For $400, it's outstanding!
So I love the Hammond organ! It is, in my humble opinion, among the top 2-3 inventions of the past century. For my main organ rig I use a 2-manual Crumar Mojo, and I love that thing - it is the best sounding digital clone I've ever heard or played by far. However, even though it's more portable than a chopped B3, it's still not a board I'm hauling out to bar gigs or shows where I just need a little organ as PART of a multi-board rig. I reserve the Mojo for organ-centered gigs. Enter the Reface. It doesn't compete with the Mojo for authenticity, but it's not supposed to. It's my lightweight, portable rig. I'm using it as a sound module. And for $400, it's a beautiful thing! It will cover everything I need for those gigs where organ just needs to sound convincingly good but not obsessively great. Aside from the chorus (which is ghastly), it sounds amazingly good for the size and cost. the Hammond emulation even gets some of the crosstalk effect. It's not adjustable, of course, but it's there. All in all, I think this is a miraculous little board and having a good-sounding, ultra-portable organ as part of my "general duty" rig feels great!
Look past the small keys
Yamaha, you nailed it. Pure and simple a combo organ I can easily gig with. Setup and tear down are nothing with this rig. The sounds are true to life and much easier to tote this than a real combo organ. Almost every gigging keyboard player already has a full size keybed someplace in there setup. So midi it out and use REAL DRAWBARS!! Hands down way cheaper than any other organ in its class. Big sound, easy setup, and sound above and beyond many things on the market. FYI Sweetwater has the best customer service around. Thank you so much for a great experience.

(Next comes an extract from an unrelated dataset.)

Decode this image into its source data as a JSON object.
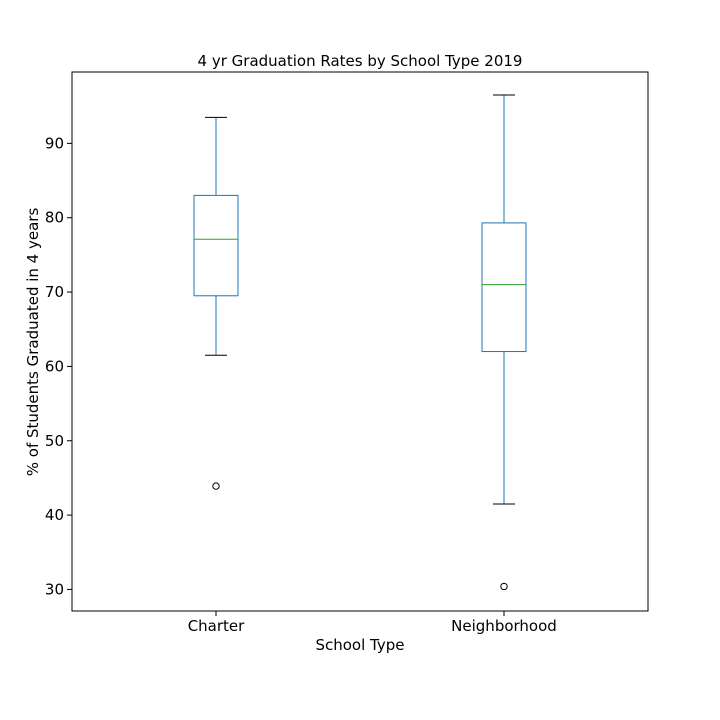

The sound is there! The onboard speakers do not do it justice, so I got a pair of headphones. Now I can hear the low notes. Would like to hook it up to an amp in the future. Maybe a spacestation V3. It's a great practice keyboard. I just wanted something lower price to see if I could still play after not playing for forty years. I still got it. My next step will be something with at least 61 keys. I keep it right my chair at the table, so whenever the mood strikes me, I can start beating on it. The organ voices make it worth the money, and the Leslie sim sounds pretty good. Everybody wants a B3, but that's another story. Mark at Sweetwater has been a joy to work with! The fireballs are great. The reface definitely sounds bigger than it is.

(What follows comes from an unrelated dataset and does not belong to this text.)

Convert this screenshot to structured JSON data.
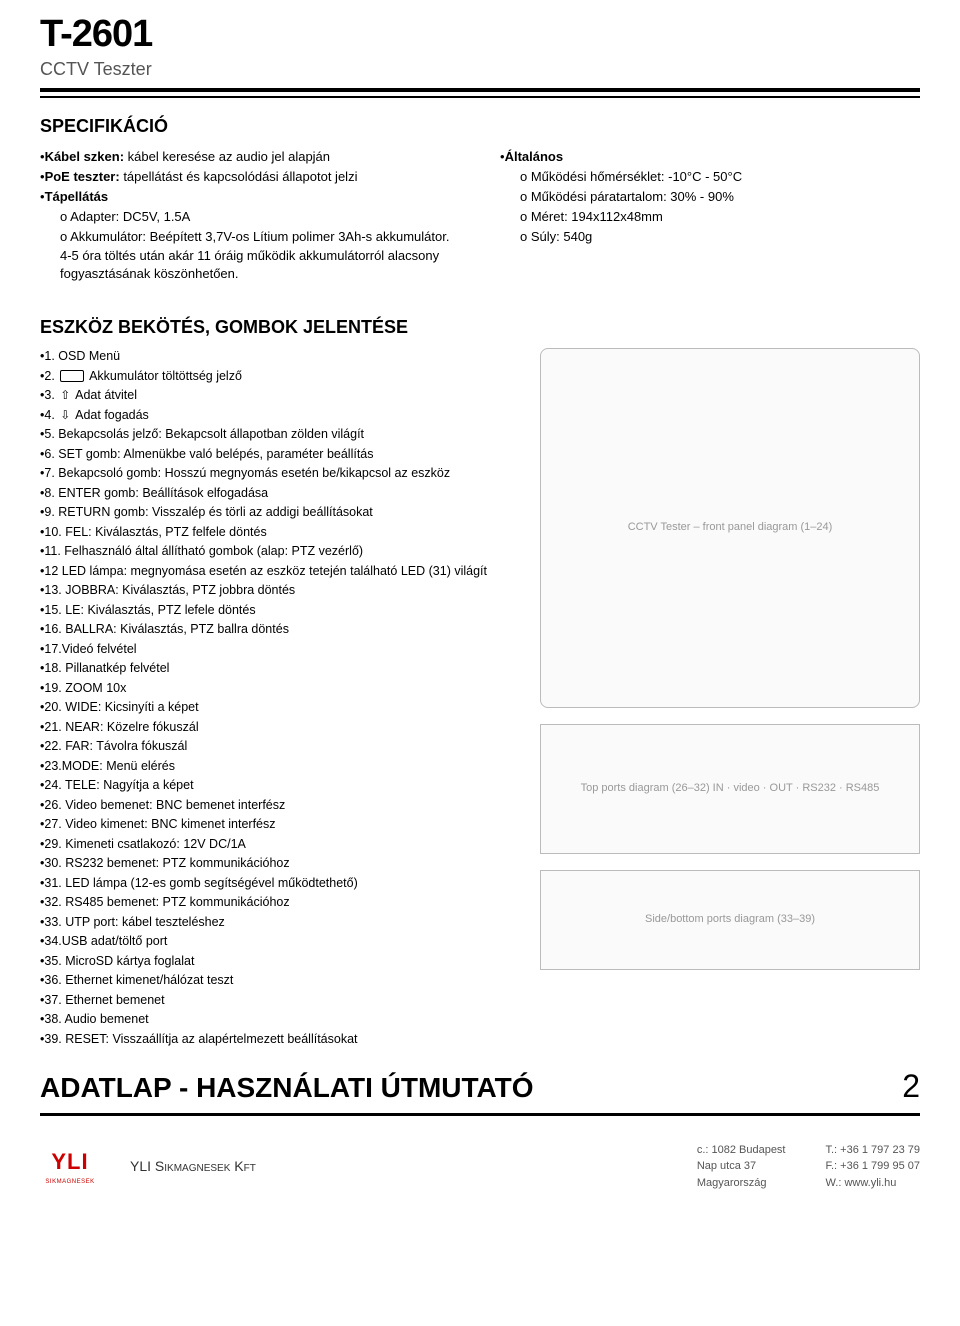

Missed it by THIS much! Yamaha should have made the Reface series with 49 full sized keys at this price point. Period. Real world, gigging, keyboard players would have all found room, and need, for at least one of the four in their rig. Mini-keys let this instrument down so much. The small keys put it in "hipster with a backpack at Starbucks" territory.
Another reviewer suggested all four engines be put in one keyboard. This would have been excellent as well, as long as they retained the controls for each instrument. I think that would have been very expensive to implement though.